- Born: Christopher Jay Frankfort December 13, 1970 (age 55)
- Genres: Television score, Music Production
- Occupations: Film composer, Music producer
- Instruments: Guitar, Drums
- Website: evanfrankfort.com

= Evan Frankfort =

Evan Frankfort (born December 13, 1970) is an American composer and music producer. He has composed music for many shows and films including Rules of Engagement, Swingtown, In Plain Sight, and 90210. He is perhaps most well known for scoring The CW's The 100. Frankfort has also contributed to over 100 records, working with numerous artists, including Plain White T's, Liz Phair, Rancid, Flock of Seagulls, The Dollyrots, and many more.

Under the pseudonym Nihl Finch, Frankfort co-founded the independent music group Les Friction. He is also the frontman for rock band The Spiritual Machines, sharing vocal duties with bassist/keyboardist Future Aaron and James Grundler.

As Head of Music at Hearst Media Production Group, Frankfort serves as musical director and composer on the company's suite of educational/informational programming, including shows like Wildlife Nation and Mutual of Omaha’s Wild Kingdom: Protecting the Wild.
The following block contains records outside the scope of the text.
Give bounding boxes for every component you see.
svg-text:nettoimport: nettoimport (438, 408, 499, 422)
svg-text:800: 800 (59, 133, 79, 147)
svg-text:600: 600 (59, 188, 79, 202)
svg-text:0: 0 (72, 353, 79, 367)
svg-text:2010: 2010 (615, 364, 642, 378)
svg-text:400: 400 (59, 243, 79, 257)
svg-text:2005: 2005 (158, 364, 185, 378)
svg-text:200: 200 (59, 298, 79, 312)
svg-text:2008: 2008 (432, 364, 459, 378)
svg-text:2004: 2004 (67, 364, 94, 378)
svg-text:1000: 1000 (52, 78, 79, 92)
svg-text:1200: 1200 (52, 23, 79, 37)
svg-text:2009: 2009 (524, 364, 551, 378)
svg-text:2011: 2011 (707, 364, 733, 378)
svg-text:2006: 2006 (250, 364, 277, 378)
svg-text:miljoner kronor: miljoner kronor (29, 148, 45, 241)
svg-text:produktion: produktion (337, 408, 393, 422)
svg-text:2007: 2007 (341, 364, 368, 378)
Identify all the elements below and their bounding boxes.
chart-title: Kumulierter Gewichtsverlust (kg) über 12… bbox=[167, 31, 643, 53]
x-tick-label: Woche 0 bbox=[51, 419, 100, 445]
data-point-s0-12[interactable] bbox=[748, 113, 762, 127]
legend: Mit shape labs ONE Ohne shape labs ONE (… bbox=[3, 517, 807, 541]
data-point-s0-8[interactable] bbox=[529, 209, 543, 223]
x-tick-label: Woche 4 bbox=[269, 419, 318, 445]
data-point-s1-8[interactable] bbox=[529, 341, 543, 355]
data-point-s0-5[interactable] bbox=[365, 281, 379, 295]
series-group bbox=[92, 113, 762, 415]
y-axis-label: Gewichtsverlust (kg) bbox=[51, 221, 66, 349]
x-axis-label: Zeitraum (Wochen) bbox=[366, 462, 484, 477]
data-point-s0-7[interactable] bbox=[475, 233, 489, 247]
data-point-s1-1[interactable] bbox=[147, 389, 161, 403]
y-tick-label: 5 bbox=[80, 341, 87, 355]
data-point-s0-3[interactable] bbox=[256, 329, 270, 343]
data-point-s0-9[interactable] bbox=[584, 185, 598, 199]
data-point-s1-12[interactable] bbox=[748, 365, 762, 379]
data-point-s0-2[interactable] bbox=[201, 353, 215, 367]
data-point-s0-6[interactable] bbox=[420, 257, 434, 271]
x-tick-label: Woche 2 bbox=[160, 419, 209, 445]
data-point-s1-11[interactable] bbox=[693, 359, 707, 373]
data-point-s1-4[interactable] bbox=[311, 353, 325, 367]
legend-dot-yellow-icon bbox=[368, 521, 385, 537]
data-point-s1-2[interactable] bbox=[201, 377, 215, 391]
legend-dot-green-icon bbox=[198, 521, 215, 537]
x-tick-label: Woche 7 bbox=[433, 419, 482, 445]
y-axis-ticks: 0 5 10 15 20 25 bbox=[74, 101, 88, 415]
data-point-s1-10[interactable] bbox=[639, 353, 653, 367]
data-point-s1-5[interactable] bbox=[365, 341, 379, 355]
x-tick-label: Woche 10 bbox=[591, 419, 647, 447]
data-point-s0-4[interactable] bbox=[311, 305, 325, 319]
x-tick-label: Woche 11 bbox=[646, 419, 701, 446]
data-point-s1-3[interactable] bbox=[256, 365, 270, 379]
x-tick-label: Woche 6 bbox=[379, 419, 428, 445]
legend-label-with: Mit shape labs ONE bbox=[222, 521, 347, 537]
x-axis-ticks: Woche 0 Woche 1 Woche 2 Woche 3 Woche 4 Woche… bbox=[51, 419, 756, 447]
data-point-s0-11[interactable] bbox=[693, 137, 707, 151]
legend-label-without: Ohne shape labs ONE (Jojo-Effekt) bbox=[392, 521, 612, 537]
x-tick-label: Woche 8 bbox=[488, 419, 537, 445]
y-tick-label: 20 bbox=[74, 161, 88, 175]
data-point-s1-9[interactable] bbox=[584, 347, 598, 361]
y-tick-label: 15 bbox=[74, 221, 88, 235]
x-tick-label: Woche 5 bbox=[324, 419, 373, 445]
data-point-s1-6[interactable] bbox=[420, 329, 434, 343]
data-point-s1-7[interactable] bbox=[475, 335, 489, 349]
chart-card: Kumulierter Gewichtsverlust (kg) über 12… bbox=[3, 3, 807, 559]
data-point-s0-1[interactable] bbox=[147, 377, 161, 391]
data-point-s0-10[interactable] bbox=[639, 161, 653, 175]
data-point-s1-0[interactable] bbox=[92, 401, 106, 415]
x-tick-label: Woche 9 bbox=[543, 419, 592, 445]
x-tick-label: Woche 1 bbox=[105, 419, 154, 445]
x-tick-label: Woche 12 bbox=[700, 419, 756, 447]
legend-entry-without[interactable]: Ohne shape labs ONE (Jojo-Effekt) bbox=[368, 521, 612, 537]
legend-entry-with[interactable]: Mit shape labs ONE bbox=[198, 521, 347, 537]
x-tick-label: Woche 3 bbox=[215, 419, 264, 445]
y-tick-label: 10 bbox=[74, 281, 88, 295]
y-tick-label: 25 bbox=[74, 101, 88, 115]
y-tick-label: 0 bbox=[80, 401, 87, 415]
Frankfort received a Daytime Emmy nomination in 2022 for Wildlife Nation, and another one in 2024 for Wild Kingdom.

==Work 1990 – present==

- Mutual of Omaha’s Wild Kingdom: Protecting the Wild (2023) – Composer
- Harlem Globetrotters: Play it Forward (2022) – Composer
- Wildlife Nation (2021) – Composer
- Lucky Dog (2013) – Composer
- The 100 (TV series) (2014) – Composer
- In Plain Sight (2012) – Composer
- Rules of Engagement – Composer
- State of Georgia (2011) – Composer
- The Pee-wee Herman Show (2011) – Music producer
- The Beautiful Life: TBL (2009) – Composer
- Swingtown (2008) – Composer
- 90210 – Composer
- Les Friction – Louder Than Words (2012) – Vocalist, Composer

==Awards==
In 1996, Frankfort won a Daytime Emmy Award for his musical contributions to Guiding Light, under the name Christopher Jay.